En très peu de temps, le Peugeot 3008 de deuxième génération a inondé les rues. Impossible de ne pas en croiser un exemplaire. En France, plus de 73 500 unités ont été immatriculées, dont 33 700 en flottes, l’année dernière. S’il fait la course loin en tête devant ses concurrents, le modèle, sorti en 2016, avait cependant besoin d’un léger toilettage. C’est chose faite. Peugeot a complètement repensé la face avant du véhicule qui s’offre-là les derniers codes maison, notamment avec les fameux feux diurnes à LEDS en dents de sabre. L’arrière reçoit des feux fumés, faisant ressortir la griffe du lion. De nouveaux coloris apparaissent au nuancier, tels les « Bleu Vertigo » et « Rouge Utilmate » ainsi qu’une option « Black Pack » convertissant tous les chromes extérieurs en éléments noirs laqués.

Lequel choisir ?

L’intérieur, toujours bien construit et alliant plastique, chromes, tissus ou bois, se dote d’un écran tactile de 10 pouces, dotés de raccourcis latéraux.
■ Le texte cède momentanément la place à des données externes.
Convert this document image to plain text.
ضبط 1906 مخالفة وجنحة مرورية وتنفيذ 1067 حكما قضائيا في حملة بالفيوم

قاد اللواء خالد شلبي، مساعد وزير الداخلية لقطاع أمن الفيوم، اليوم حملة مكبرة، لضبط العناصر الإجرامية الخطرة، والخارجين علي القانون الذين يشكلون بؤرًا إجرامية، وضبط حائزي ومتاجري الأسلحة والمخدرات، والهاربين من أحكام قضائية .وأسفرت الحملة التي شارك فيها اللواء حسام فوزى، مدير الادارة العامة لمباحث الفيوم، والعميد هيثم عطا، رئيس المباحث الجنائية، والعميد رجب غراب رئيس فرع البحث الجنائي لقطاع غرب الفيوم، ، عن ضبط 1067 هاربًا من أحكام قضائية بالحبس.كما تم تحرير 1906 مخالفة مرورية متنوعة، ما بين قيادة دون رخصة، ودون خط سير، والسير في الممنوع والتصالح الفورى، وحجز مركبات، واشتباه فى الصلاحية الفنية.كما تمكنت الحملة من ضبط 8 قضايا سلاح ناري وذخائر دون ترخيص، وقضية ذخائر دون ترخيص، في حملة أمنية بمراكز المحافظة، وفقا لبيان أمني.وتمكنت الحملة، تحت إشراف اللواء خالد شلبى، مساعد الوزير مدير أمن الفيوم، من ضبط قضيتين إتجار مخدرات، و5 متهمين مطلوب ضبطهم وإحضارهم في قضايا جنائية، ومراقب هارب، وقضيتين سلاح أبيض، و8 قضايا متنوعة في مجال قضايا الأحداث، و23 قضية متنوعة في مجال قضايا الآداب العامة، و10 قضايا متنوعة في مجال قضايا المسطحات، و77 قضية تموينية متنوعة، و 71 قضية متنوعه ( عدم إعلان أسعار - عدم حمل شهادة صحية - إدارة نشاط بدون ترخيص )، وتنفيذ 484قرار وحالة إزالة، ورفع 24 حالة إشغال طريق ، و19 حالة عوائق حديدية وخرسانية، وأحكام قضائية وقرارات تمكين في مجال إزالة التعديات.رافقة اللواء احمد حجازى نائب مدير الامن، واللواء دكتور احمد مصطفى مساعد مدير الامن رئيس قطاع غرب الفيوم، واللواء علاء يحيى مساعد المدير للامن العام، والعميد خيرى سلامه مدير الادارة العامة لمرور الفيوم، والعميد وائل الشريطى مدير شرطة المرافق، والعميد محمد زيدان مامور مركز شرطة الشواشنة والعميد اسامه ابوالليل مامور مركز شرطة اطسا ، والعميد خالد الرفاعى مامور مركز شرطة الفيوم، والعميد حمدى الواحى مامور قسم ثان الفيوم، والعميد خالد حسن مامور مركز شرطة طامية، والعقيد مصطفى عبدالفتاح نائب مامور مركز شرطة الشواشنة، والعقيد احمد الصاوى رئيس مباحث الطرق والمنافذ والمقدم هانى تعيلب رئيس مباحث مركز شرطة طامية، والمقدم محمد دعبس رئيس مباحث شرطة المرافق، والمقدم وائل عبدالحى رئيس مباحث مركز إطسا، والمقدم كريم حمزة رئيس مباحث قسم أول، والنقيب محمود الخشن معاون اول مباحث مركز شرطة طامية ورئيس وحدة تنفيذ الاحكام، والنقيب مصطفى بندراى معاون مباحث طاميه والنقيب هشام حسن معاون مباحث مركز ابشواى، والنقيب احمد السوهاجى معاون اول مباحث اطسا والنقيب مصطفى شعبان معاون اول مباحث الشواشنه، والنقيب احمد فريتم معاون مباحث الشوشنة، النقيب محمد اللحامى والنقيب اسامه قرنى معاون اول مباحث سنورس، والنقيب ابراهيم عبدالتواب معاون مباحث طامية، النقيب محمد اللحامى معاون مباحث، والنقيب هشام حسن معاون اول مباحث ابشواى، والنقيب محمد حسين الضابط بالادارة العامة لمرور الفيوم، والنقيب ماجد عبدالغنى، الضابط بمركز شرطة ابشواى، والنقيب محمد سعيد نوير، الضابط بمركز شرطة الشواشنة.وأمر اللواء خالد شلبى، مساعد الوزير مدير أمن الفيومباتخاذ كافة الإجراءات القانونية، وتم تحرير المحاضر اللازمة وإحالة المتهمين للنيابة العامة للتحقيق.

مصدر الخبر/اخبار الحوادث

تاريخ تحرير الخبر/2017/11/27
L’i-Cockpit est toujours présent, complété par de nouvelles fonctionnalités telles la « Night Vision ». Soit la capacité pour le véhicule à détecter piétons ou animaux dans le noir. Le régulateur adaptatif avec fonction « Stop and Go » est également de la partie. Mécaniquement, l’offre ne progresse guère. Le Peugeot 3008 offre une large palette essence, Diesel et hybride allant de 130 à 300 chevaux. À l’usage, la version 1.5 l BlueHDi 130 chevaux apparaît amplement suffisante : le couple est présent, la consommation contenue (environ 5,5 l/100 km). Le châssis dynamique et l’excellent toucher de route du véhicule permettant d’apprécier les trajets en toutes conditions et sur tous types de chaussées. Les professionnels ont toutefois intérêt à opter pour la boîte EAT8 à double embrayage, d’une redoutable efficacité et douceur face à une boîte mécanique à six rapports plutôt accrocheuse. Les flottes en transition énergétique pourront, elles, regarder du côté de la version Hybrid 225. Onéreuse de prime abord mais fiscalement intéressante.